A few times years ago I bought a dumptruck full scraps from a pallet maker (untreated pine) when husband traveled alot those years. I told a single mom and she bought a load too, it was a great price. A month later I was at her house and asked where the wood was and she said "it would burn her house down", with her eyes all wide and emphatic. She could not tell me why. But yay for you!
Maybe the whole burn your house down with pine thing started by : someone out west burning their shack down using eastern pine or by someone in the east burning their shack down using western pine… Just saying rumors have started over less.
It is just amazing how the rumor keeps alive, but most of the folks I hear say it have never burned wood for heating a home. I also once knew a man who would not burn pine in his house but it was okay out in his shop.
That one really makes sense. Wow. Common sense out the window there. Do people on the east coast ever think about what people in the North West burn for firewood.

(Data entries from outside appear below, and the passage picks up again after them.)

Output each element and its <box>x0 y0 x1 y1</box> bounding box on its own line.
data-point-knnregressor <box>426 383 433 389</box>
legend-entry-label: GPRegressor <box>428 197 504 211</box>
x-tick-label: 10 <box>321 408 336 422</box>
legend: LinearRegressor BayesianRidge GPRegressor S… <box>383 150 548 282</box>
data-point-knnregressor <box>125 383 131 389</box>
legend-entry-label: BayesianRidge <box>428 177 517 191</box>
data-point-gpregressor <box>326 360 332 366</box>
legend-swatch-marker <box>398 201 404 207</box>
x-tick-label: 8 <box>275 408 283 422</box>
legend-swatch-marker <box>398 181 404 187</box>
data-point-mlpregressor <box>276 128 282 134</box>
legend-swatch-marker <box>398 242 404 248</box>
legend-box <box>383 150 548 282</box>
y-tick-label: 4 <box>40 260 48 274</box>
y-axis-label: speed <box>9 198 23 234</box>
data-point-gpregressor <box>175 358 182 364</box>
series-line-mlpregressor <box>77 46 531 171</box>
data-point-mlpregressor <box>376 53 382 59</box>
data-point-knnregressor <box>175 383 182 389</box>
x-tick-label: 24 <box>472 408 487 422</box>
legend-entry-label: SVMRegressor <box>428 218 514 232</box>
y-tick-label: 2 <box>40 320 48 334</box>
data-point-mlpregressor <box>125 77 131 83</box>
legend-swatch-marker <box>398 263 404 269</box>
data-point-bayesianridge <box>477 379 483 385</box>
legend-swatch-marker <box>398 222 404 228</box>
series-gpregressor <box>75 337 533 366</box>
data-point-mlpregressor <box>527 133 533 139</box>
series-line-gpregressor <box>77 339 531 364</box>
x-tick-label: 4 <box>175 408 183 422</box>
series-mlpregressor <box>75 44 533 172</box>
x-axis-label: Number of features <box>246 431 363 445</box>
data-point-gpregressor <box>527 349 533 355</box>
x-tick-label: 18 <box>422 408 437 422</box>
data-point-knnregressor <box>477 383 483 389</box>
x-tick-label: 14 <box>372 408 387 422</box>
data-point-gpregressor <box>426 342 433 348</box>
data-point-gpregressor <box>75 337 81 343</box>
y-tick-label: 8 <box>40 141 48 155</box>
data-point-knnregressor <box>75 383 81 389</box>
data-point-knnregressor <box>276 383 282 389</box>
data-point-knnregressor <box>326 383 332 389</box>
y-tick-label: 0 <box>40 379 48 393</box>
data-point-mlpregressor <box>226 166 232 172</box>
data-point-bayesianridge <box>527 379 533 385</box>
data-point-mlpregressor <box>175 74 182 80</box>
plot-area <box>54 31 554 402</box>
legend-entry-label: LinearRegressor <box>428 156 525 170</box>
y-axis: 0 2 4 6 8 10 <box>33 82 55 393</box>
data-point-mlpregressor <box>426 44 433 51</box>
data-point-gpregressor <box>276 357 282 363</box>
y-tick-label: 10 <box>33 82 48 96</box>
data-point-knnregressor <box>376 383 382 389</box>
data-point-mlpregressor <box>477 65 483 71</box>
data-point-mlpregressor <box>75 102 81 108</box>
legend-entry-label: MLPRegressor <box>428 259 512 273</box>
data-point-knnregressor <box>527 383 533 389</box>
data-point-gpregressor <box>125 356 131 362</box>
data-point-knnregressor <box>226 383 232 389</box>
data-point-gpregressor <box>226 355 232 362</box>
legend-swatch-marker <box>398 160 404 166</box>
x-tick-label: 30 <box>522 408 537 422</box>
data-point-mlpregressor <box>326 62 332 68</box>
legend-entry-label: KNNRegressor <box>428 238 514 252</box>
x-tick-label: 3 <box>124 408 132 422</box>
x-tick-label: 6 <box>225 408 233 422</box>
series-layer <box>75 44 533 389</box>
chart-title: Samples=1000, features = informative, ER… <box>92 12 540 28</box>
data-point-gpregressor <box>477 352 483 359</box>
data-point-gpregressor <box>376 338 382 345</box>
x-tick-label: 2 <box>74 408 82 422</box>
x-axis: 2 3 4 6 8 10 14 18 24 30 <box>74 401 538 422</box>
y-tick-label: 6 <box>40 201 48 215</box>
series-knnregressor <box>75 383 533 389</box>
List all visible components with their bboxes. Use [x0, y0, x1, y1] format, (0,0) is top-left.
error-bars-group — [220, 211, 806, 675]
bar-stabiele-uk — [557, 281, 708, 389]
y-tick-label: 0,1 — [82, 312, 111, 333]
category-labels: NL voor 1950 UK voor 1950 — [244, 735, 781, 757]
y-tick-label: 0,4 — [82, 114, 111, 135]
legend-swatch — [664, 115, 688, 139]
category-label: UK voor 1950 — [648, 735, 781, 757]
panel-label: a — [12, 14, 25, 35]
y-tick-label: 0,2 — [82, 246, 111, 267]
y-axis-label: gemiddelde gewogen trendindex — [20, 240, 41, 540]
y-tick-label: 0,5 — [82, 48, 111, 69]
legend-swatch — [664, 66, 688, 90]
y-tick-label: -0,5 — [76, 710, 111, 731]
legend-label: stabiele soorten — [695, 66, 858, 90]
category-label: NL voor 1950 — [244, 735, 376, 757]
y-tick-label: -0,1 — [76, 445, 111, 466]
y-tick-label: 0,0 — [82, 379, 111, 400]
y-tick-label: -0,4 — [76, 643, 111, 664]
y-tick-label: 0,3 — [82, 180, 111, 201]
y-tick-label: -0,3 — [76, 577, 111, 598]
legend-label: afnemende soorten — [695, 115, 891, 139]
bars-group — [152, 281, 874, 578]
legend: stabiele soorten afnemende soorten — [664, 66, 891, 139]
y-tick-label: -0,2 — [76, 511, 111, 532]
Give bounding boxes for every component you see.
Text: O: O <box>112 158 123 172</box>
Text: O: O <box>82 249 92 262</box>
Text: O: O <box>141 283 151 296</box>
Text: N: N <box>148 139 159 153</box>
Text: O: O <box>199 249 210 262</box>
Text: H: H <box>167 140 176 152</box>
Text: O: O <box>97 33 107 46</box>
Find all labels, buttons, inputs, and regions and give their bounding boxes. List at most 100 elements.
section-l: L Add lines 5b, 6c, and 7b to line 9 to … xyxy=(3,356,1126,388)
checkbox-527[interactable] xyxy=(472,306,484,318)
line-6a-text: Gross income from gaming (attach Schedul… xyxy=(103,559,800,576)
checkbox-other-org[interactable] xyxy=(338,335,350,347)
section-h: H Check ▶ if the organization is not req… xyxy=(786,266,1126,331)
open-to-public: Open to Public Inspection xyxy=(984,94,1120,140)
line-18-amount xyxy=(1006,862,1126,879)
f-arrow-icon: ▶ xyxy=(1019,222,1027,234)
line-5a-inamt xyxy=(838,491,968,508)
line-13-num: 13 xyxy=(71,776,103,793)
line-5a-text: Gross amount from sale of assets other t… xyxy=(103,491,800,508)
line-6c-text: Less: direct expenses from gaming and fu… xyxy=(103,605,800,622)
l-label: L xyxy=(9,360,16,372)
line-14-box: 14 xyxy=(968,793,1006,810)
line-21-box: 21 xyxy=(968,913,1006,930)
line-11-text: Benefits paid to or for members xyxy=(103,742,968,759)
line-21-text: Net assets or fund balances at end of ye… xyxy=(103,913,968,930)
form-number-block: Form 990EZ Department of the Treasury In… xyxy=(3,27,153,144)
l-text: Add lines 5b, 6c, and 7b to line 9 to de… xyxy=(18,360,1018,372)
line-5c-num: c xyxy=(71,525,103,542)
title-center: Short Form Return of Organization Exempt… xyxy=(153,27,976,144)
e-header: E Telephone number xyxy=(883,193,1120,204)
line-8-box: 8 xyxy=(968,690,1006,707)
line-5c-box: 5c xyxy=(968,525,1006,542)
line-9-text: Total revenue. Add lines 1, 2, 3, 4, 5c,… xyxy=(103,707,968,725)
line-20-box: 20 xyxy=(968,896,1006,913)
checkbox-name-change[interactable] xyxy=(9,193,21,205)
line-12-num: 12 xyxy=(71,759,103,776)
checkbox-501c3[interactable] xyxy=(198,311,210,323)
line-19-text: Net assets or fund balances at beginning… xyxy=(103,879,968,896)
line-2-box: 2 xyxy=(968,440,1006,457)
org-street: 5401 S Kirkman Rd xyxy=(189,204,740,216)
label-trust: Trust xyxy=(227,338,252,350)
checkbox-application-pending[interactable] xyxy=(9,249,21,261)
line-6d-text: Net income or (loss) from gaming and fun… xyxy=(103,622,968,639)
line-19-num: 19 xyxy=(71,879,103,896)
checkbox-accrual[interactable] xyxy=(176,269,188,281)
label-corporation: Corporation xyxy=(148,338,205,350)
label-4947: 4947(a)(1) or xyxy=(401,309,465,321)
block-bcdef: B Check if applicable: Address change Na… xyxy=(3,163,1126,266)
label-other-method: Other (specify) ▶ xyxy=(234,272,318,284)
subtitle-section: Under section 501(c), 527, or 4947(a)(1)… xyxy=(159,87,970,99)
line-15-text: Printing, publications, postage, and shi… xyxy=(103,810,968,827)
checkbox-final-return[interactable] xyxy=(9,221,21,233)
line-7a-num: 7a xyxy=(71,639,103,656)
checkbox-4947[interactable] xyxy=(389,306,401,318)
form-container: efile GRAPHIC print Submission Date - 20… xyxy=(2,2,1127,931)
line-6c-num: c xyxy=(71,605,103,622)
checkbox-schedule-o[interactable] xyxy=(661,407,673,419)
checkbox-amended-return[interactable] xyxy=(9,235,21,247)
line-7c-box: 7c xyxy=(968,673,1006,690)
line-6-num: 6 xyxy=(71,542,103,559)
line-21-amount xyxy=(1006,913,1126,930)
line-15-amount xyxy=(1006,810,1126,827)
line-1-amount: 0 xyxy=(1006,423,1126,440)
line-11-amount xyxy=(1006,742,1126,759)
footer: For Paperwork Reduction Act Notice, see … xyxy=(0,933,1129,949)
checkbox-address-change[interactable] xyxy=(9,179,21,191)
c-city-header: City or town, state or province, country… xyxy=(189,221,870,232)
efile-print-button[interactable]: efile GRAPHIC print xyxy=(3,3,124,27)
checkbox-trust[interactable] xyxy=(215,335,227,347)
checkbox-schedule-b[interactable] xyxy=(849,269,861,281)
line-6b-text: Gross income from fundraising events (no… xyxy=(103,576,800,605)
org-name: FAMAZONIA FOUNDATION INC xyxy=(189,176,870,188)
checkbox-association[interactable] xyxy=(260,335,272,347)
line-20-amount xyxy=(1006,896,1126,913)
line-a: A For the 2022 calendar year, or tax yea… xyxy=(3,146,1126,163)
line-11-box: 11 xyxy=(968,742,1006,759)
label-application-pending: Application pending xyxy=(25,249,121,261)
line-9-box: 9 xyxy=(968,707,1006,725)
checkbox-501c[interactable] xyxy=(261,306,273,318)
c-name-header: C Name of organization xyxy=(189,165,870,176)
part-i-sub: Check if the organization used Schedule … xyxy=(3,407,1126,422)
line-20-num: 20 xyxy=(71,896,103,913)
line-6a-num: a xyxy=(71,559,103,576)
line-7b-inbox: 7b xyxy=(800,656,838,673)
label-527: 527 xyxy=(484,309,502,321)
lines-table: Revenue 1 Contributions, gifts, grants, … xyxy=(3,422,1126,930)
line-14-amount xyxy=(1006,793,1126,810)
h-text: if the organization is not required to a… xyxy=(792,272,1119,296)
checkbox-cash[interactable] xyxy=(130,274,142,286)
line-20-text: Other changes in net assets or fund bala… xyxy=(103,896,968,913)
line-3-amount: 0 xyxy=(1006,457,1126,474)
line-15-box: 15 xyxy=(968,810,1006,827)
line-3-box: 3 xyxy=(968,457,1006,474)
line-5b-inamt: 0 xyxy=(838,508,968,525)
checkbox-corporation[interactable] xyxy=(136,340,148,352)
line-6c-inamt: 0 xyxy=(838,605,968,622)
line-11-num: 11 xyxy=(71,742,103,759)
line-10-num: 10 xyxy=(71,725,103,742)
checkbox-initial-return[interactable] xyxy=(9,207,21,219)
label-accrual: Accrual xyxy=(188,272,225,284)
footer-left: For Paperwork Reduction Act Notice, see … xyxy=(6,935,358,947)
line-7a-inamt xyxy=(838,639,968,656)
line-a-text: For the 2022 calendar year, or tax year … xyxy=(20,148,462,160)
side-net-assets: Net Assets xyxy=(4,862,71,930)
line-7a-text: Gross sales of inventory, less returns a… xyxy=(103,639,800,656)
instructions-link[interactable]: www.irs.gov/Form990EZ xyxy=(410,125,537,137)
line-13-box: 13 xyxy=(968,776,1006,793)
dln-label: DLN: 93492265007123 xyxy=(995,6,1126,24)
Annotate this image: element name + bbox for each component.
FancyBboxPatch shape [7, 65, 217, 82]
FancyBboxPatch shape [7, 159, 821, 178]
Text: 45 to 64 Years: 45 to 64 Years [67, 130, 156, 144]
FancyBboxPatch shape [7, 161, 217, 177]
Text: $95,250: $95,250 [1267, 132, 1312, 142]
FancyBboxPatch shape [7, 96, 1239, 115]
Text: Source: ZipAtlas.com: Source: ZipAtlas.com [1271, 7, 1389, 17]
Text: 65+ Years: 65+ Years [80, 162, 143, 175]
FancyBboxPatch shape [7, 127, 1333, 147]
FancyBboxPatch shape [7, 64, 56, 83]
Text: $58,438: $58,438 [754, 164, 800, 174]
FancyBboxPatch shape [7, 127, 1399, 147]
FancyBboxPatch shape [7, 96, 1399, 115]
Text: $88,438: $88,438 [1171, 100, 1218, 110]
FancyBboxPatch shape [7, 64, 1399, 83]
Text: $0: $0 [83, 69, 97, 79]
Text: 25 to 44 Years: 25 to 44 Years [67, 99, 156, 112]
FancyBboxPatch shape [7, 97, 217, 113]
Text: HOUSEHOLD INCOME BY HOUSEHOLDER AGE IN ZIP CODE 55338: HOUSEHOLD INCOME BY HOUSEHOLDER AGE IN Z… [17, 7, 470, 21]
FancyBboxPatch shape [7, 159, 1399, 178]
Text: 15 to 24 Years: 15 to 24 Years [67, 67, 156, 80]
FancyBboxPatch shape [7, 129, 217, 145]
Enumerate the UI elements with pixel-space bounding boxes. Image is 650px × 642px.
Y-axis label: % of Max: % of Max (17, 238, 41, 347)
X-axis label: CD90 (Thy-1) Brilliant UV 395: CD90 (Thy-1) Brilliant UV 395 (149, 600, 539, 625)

I wonder the same thing. It also comes back to me that in 1952 or 53 my folks took a vacation and I remember more than one place burning wood; pine wood. Even as a child that hit home with me. And yes, in MI during various times in summer it can be nice to have a wood fire going, especially in a fireplace. I think the first time I observed this was at Hartwick Pines Stat Park near Grayling. Pines? That's about all they had and of course they burned it there. I believe they still do but it has been a long time since I was there (raised prices to enter and I refuse to pay that much).
The last time I went past it was still there but it is further north and I moved south and don't get back very often.
I imagine the rumor started in fireplace days with people who didn’t dry their wood long enough. They put up some oak and some pine. Burn (smolder) the wet oak (“because it lasts longer”) until springtime. Meanwhile, the quick-drying pine has had long enough to get reasonably dry. Light a pine fire to take the chill off one morning, get the first decently hot fire of the season, ignite the creosote from a year of wet hardwood, and there you have it: pine burned the house down.
I should preface this with we've burned Lodgepole for 30 years and never had more than flyash. Except winter 2014 we blew through 8 cords and had to order more, I had some flashbacks that cord. Pine too, even out here with desert humidity. Friend's home (cattle ranchers) burned down this Oct, the husband/father died in the fire. Last month husband looked at a roof at another home near that ranch, it was a widow who by seeing the creosote on stack and melted asphalt shingles around the stack had a chimney fire too, she just got lucky. All wet lodgepole pine, which literally will season in log form over a year, yet the sellers deliver sopping wet just cut/split wood. Senseless and heartbreaking.